Todo estaba listo. Había pintado los símbolos en el suelo, había encendido las velas y disponía de todos los ingredientes. Colocó la vasija en el centro de la mesa y empezó a echarlos dentro uno por uno mientras pronunciaba el conjuro. Ya sólo faltaba un ingrediente, el último y más importante de todos: la vida.
Una vida, cualquier vida, era la fuente de magia más poderosa que existía. Aquel era un hechizo sencillo, de modo que bastaría con una vida sencilla. Como la de un ratón, por ejemplo. Se acercó a la jaula que había en un rincón de la habitación y observó a su víctima: una bolita de pelo gris que se hinchaba y se deshinchaba al respirar, durmiendo apaciblemente. Lo había comprado aquella mañana en la pajarería. No había querido escoger entre el montón de roedores saltarines que jugaban alegremente tras la vitrina del expositor. Apenas se había atrevido a mirarlos. Le dijo al dependiente que le valía cualquiera.

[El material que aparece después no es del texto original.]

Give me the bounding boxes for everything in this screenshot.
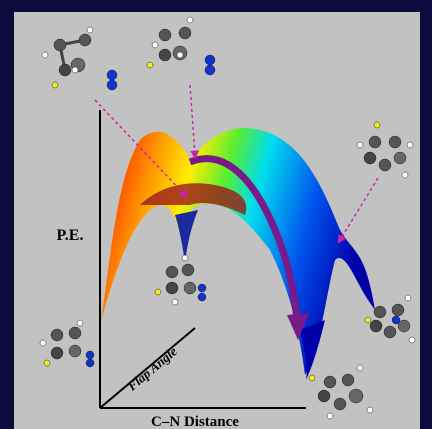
x-axis-label: C–N Distance	[151, 414, 239, 429]
page: P.E. C–N Distance Flap Angle	[0, 0, 432, 429]
y-axis-label: P.E.	[57, 227, 84, 244]
figure: P.E. C–N Distance Flap Angle	[0, 0, 432, 429]
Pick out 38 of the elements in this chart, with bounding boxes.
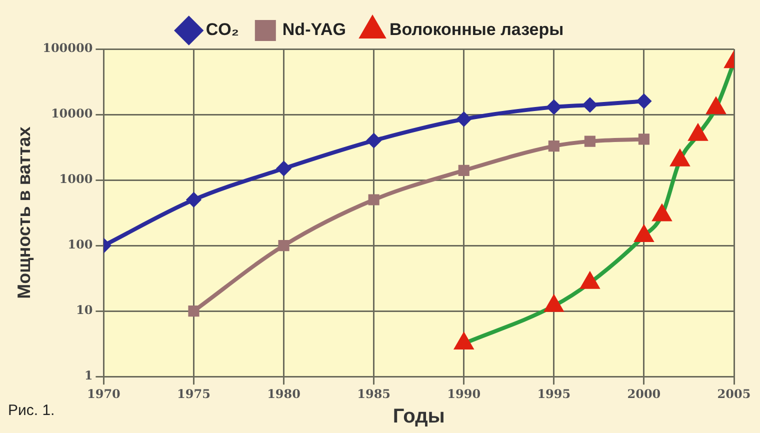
y-axis-title: Мощность в ваттах: [14, 126, 34, 299]
point: [638, 134, 650, 145]
x-tick-label: 1970: [86, 386, 120, 401]
point: [582, 98, 597, 112]
point: [544, 296, 563, 312]
point: [456, 112, 471, 126]
point: [366, 134, 381, 148]
point: [548, 140, 560, 152]
x-axis-title: Годы: [392, 406, 445, 428]
y-tick-label: 100: [68, 238, 93, 252]
point: [276, 162, 291, 176]
x-tick-label: 1975: [177, 386, 210, 401]
point: [581, 272, 599, 289]
point: [636, 94, 651, 108]
point: [653, 205, 671, 222]
x-tick-label: 1990: [447, 386, 481, 401]
y-tick-label: 100000: [42, 41, 93, 56]
y-tick-label: 1000: [59, 172, 93, 186]
x-tick-label: 1985: [357, 386, 391, 401]
y-tick-label: 10: [76, 303, 93, 318]
legend-label: CO₂: [206, 20, 239, 40]
point: [635, 226, 653, 242]
y-tick-label: 1: [84, 368, 93, 383]
point: [546, 100, 561, 114]
point: [584, 136, 596, 147]
point: [186, 192, 201, 207]
point: [278, 240, 290, 252]
point: [454, 334, 473, 350]
x-tick-label: 1980: [267, 386, 300, 401]
text: Рис. 1.: [8, 402, 55, 419]
point: [458, 164, 470, 176]
y-tick-label: 10000: [50, 106, 93, 121]
legend-label: Nd-YAG: [282, 20, 346, 40]
x-tick-label: 2005: [717, 386, 751, 401]
point: [368, 194, 380, 206]
x-tick-label: 1995: [537, 386, 571, 401]
legend-label: Волоконные лазеры: [390, 20, 564, 40]
x-tick-label: 2000: [627, 386, 661, 401]
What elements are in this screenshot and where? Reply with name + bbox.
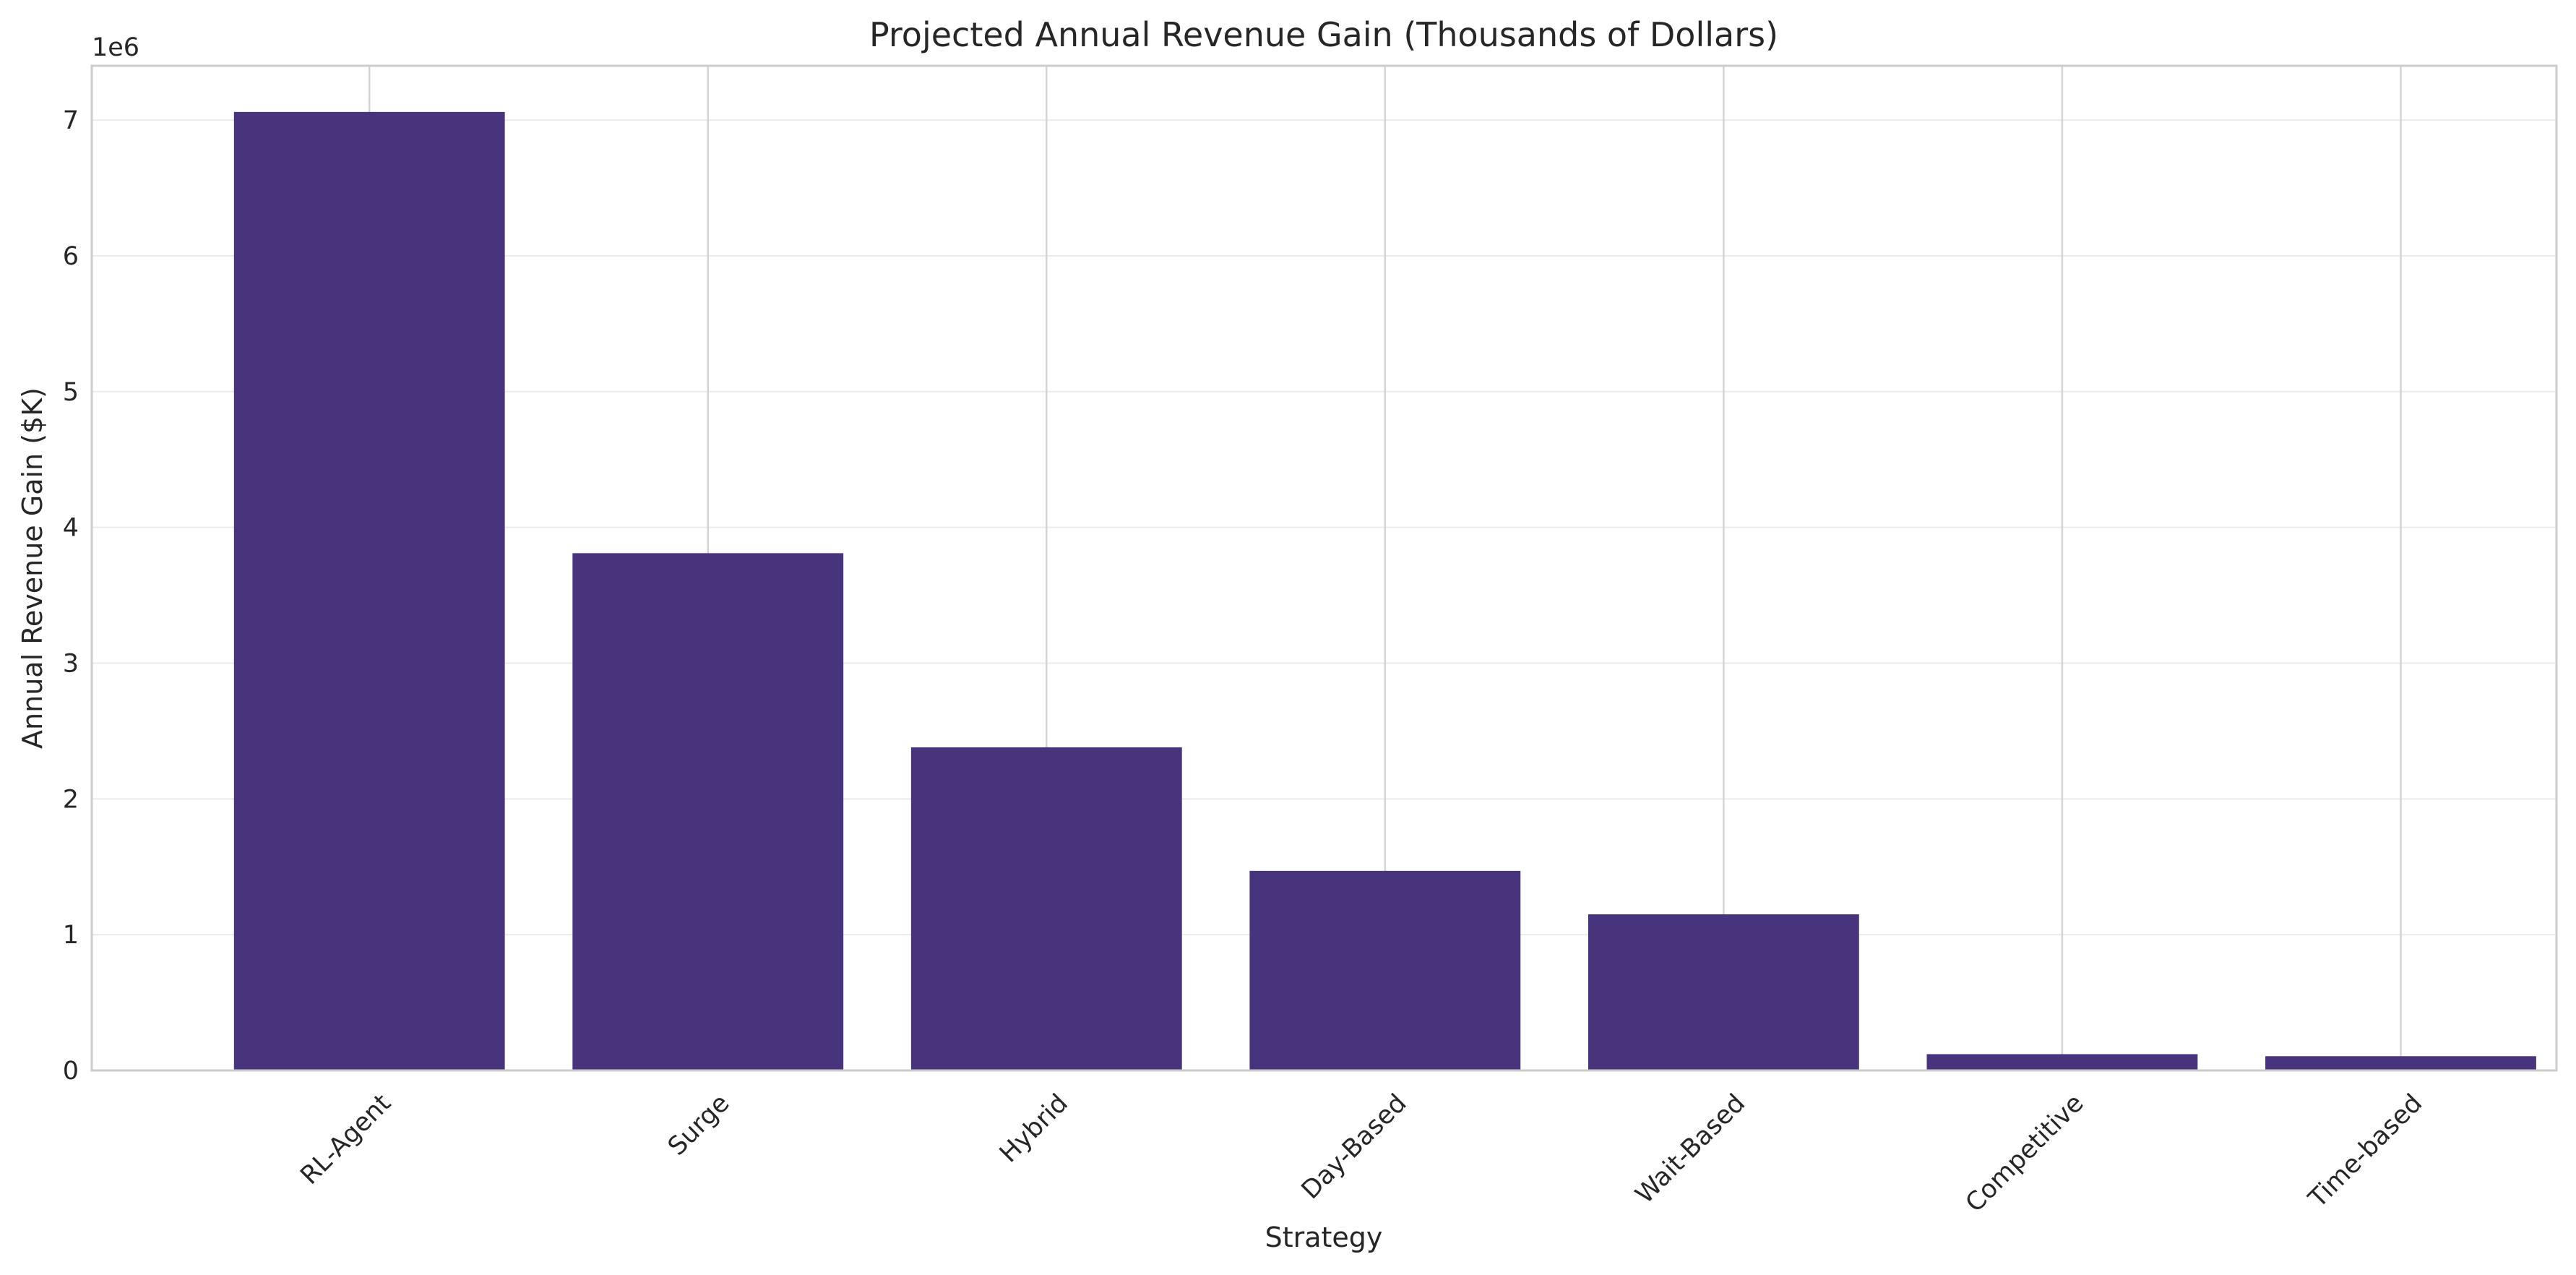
- x-tick-label: Competitive: [1960, 1089, 2090, 1218]
- bar-competitive: [1926, 1054, 2198, 1070]
- x-axis-title: Strategy: [1265, 1222, 1383, 1253]
- x-tick-label: Day-Based: [1296, 1089, 1413, 1205]
- y-axis-title: Annual Revenue Gain ($K): [17, 387, 48, 749]
- bar-day-based: [1249, 870, 1521, 1070]
- x-tick-label: Time-based: [2303, 1089, 2428, 1214]
- bar-wait-based: [1588, 914, 1859, 1070]
- y-tick-label: 1: [63, 921, 79, 950]
- y-tick-label: 0: [63, 1057, 79, 1086]
- y-tick-label: 2: [63, 785, 79, 814]
- bar-rl-agent: [233, 111, 505, 1070]
- x-tick-label: Surge: [663, 1089, 735, 1161]
- y-tick-labels: 0 1 2 3 4 5 6 7: [63, 106, 79, 1086]
- x-tick-label: Hybrid: [994, 1089, 1074, 1168]
- bar-surge: [572, 553, 844, 1070]
- bar-time-based: [2265, 1056, 2536, 1070]
- x-tick-labels: RL-Agent Surge Hybrid Day-Based Wait-Based Co…: [295, 1089, 2428, 1218]
- y-tick-label: 5: [63, 378, 79, 407]
- bar-layer: [233, 111, 2536, 1070]
- bar-hybrid: [910, 747, 1182, 1070]
- y-tick-label: 7: [63, 106, 79, 135]
- plot-frame: [90, 64, 2558, 1072]
- y-offset-label: 1e6: [92, 33, 139, 62]
- chart-title: Projected Annual Revenue Gain (Thousands…: [869, 15, 1778, 54]
- x-tick-label: Wait-Based: [1630, 1089, 1751, 1209]
- x-tick-label: RL-Agent: [295, 1089, 396, 1190]
- y-tick-label: 6: [63, 242, 79, 271]
- y-tick-label: 4: [63, 514, 79, 543]
- y-tick-label: 3: [63, 649, 79, 678]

Pero ahora no tenía más remedio que mirarlo. Haciendo de tripas corazón metió la mano en la jaula y lo cogió con cuidado por la base de la cola, como le había enseñado el hombre de la tienda. El animal soltó un gritito al verse izado de aquella manera y se revolvió tratando de escapar.
Lo llevó hasta la mesa y, sujetándolo con firmeza con una mano, alargó la otra para coger la daga que había a su izquierda. Era una daga poco común, con extraños grabados tanto en la hoja como en la empuñadura. Al acercarla a su víctima, se dio cuenta de que su mano temblaba. Se obligó a respirar hondo y a pensar en el premio. Si aquel hechizo funcionaba, el amor de su vida le correspondería por fin.

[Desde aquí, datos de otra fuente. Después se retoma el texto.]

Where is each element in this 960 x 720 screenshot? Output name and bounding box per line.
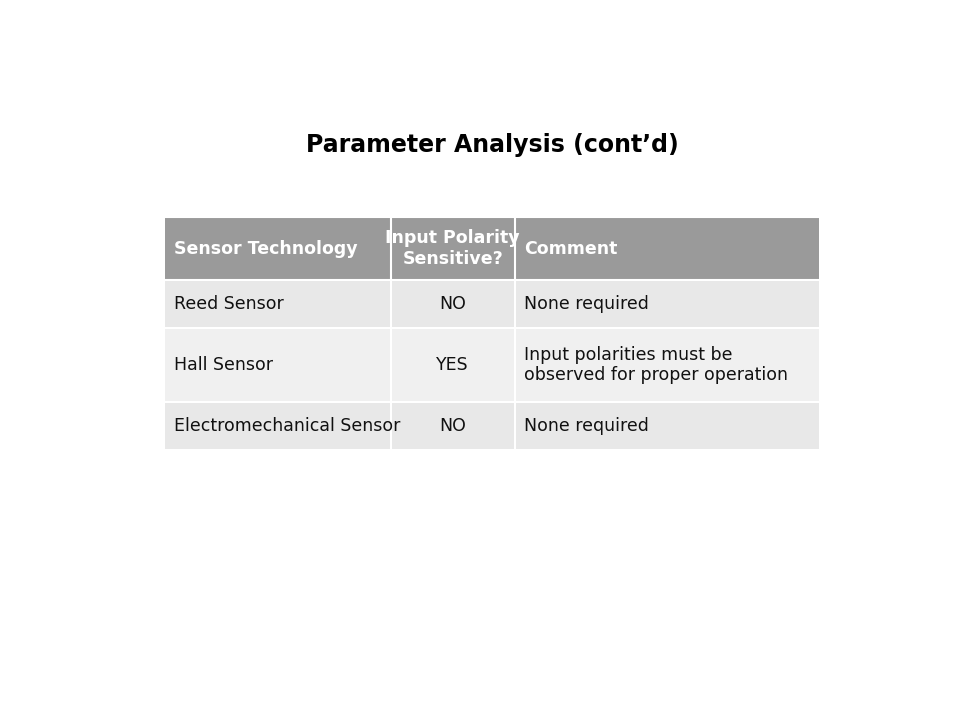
Text: None required: None required: [524, 417, 649, 435]
Bar: [391, 217, 515, 280]
Bar: [515, 328, 819, 402]
Text: Reed Sensor: Reed Sensor: [174, 295, 283, 313]
Bar: [515, 280, 819, 328]
Bar: [165, 217, 391, 280]
Bar: [165, 402, 391, 449]
Text: Comment: Comment: [524, 240, 617, 258]
Bar: [515, 402, 819, 449]
Text: Input Polarity
Sensitive?: Input Polarity Sensitive?: [385, 229, 520, 268]
Bar: [391, 280, 515, 328]
Bar: [391, 328, 515, 402]
Bar: [165, 328, 391, 402]
Bar: [515, 217, 819, 280]
Bar: [391, 402, 515, 449]
Text: Hall Sensor: Hall Sensor: [174, 356, 273, 374]
Text: NO: NO: [440, 295, 467, 313]
Text: Electromechanical Sensor: Electromechanical Sensor: [174, 417, 400, 435]
Text: Parameter Analysis (cont’d): Parameter Analysis (cont’d): [305, 132, 679, 157]
Bar: [165, 280, 391, 328]
Text: YES: YES: [437, 356, 469, 374]
Text: Input polarities must be
observed for proper operation: Input polarities must be observed for pr…: [524, 346, 788, 384]
Text: None required: None required: [524, 295, 649, 313]
Text: Sensor Technology: Sensor Technology: [174, 240, 357, 258]
Text: NO: NO: [440, 417, 467, 435]
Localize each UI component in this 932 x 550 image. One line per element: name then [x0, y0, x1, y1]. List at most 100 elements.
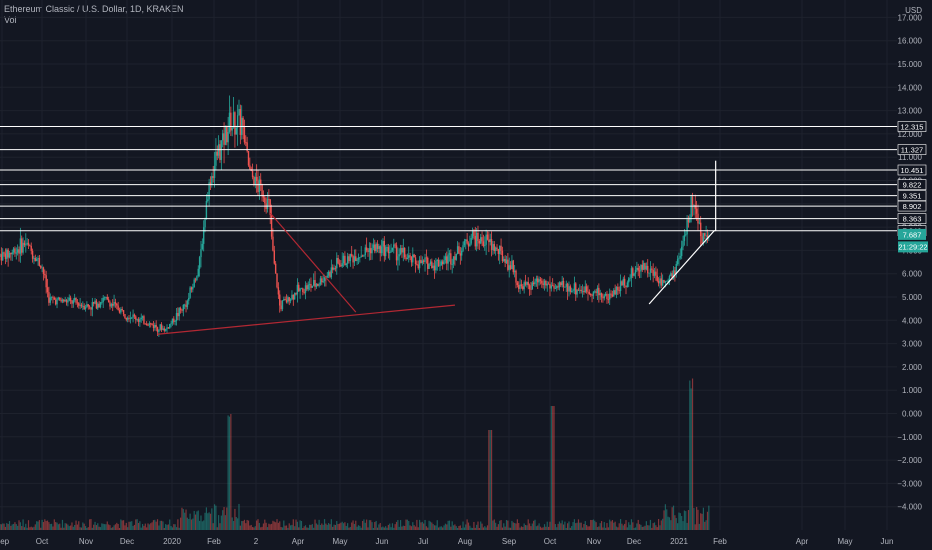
volume-bar: [190, 519, 193, 530]
volume-bar: [490, 430, 493, 530]
volume-bar: [573, 519, 576, 530]
candle-body: [11, 252, 13, 255]
candle-body: [534, 281, 536, 285]
volume-bar: [600, 521, 603, 530]
candle-body: [45, 275, 47, 288]
volume-bar: [264, 519, 266, 530]
volume-bar: [366, 519, 368, 530]
candle-body: [615, 286, 618, 295]
volume-bar: [484, 526, 486, 530]
volume-bar: [455, 526, 457, 530]
candle-body: [299, 288, 301, 292]
volume-bar: [98, 526, 100, 530]
candle-body: [530, 289, 532, 290]
candle-body: [549, 283, 551, 289]
candle-body: [56, 298, 58, 305]
volume-bar: [636, 523, 638, 530]
volume-bar: [109, 525, 111, 530]
volume-bar: [450, 526, 452, 530]
volume-bar: [361, 521, 364, 530]
candle-body: [287, 297, 289, 303]
candle-body: [83, 305, 85, 310]
volume-bar: [656, 527, 658, 530]
candle-body: [101, 302, 103, 303]
volume-bar: [265, 522, 267, 530]
volume-bar: [144, 523, 146, 530]
candle-body: [497, 249, 500, 255]
candle-body: [451, 264, 453, 266]
candle-body: [690, 196, 692, 218]
volume-bar: [114, 524, 117, 530]
trendline-red[interactable]: [269, 212, 357, 313]
candle-body: [223, 133, 225, 145]
volume-bar: [385, 526, 387, 530]
price-tick-label: 3.000: [902, 340, 923, 349]
candle-body: [370, 248, 372, 254]
volume-bar: [294, 526, 296, 530]
volume-bar: [41, 519, 43, 530]
volume-bar: [122, 520, 125, 530]
candle-body: [436, 259, 438, 262]
level-label: 9.822: [903, 181, 922, 190]
candle-body: [418, 259, 421, 269]
candle-body: [422, 260, 425, 262]
volume-bar: [68, 526, 70, 530]
candle-body: [705, 235, 707, 237]
candle-body: [446, 256, 448, 264]
candle-body: [3, 252, 5, 254]
volume-bar: [698, 523, 700, 530]
volume-bar: [348, 527, 350, 530]
volume-bar: [230, 413, 232, 530]
volume-bar: [341, 521, 343, 530]
candle-body: [12, 248, 15, 253]
volume-bar: [59, 523, 61, 530]
candle-body: [645, 265, 648, 270]
candle-body: [560, 282, 562, 286]
trendline-white[interactable]: [648, 230, 715, 305]
volume-bar: [549, 521, 551, 530]
volume-bar: [655, 525, 657, 530]
candle-body: [156, 327, 159, 332]
candle-body: [505, 259, 508, 263]
volume-bar: [156, 519, 159, 530]
candle-body: [23, 242, 26, 246]
volume-bar: [42, 522, 45, 530]
candle-body: [640, 264, 642, 272]
volume-bar: [177, 519, 179, 530]
candle-body: [367, 250, 369, 252]
volume-bar: [533, 520, 535, 530]
volume-bar: [97, 523, 99, 530]
volume-bar: [40, 527, 42, 530]
candle-body: [194, 279, 197, 281]
volume-bar: [112, 527, 114, 530]
candle-body: [420, 259, 422, 264]
volume-bar: [276, 519, 278, 530]
candle-body: [435, 261, 437, 271]
volume-bar: [46, 520, 49, 530]
volume-bar: [25, 523, 27, 530]
candle-body: [291, 294, 293, 300]
time-tick-label: Sep: [502, 537, 517, 546]
candle-body: [131, 317, 133, 319]
candle-body: [249, 165, 251, 169]
candle-body: [314, 280, 316, 287]
candle-body: [389, 251, 391, 254]
volume-bar: [454, 524, 456, 530]
volume-bar: [234, 508, 236, 530]
volume-bar: [292, 519, 294, 530]
candle-body: [266, 198, 269, 210]
volume-bar: [57, 524, 59, 530]
candle-body: [520, 284, 523, 287]
candle-body: [619, 281, 622, 292]
volume-bar: [677, 523, 679, 530]
volume-bar: [607, 527, 609, 530]
volume-bar: [567, 523, 569, 530]
volume-bar: [51, 523, 53, 530]
trendline-red[interactable]: [157, 304, 456, 335]
candle-body: [504, 258, 506, 263]
volume-bar: [391, 523, 394, 530]
volume-bar: [102, 523, 104, 530]
volume-bar: [34, 524, 36, 530]
candle-body: [312, 280, 315, 286]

Podía notar la respiración agitada del ratón dentro de su puño. Había dejado de debatirse, paralizado por el terror. Acercó el cuchillo a su cuello. Sólo un movimiento más y estaría hecho. Apenas sentiría nada. La sangre abandonaría su pequeño cuerpo para derramarse sobre el cuenco, mezclándose con los demás ingredientes; entonces entonaría los últimos versos del conjuro y todo habría terminado. Colocó la punta afilada sobre aquella piel suave y se preparó para hacerla descender.
Entonces se fijó en los ojillos negros de la criatura, que, desorbitados, miraban el arma con auténtico pavor. En un último intento de lucha, el animalito había colocado sus diminutas manos sobre la hoja, como intentando apartarla de sí. No pudo evitar maravillarse al ver aquellas manos, minúsculas pero hermosas, suaves, rosadas y tan perfectamente articuladas.
No podía hacerlo. Apartó la daga y la dejó sobre la mesa. Volvió a meter al ratón en la jaula y observó cómo corría a esconderse en su nido. Echó un vistazo a los dibujos, las velas, el cuenco con los ingredientes y demás preparativos. “Supongo que siempre puedo invitarle a ir al cine”, pensó y con gesto de resignación se dispuso a recogerlo todo antes de que su madre volviese.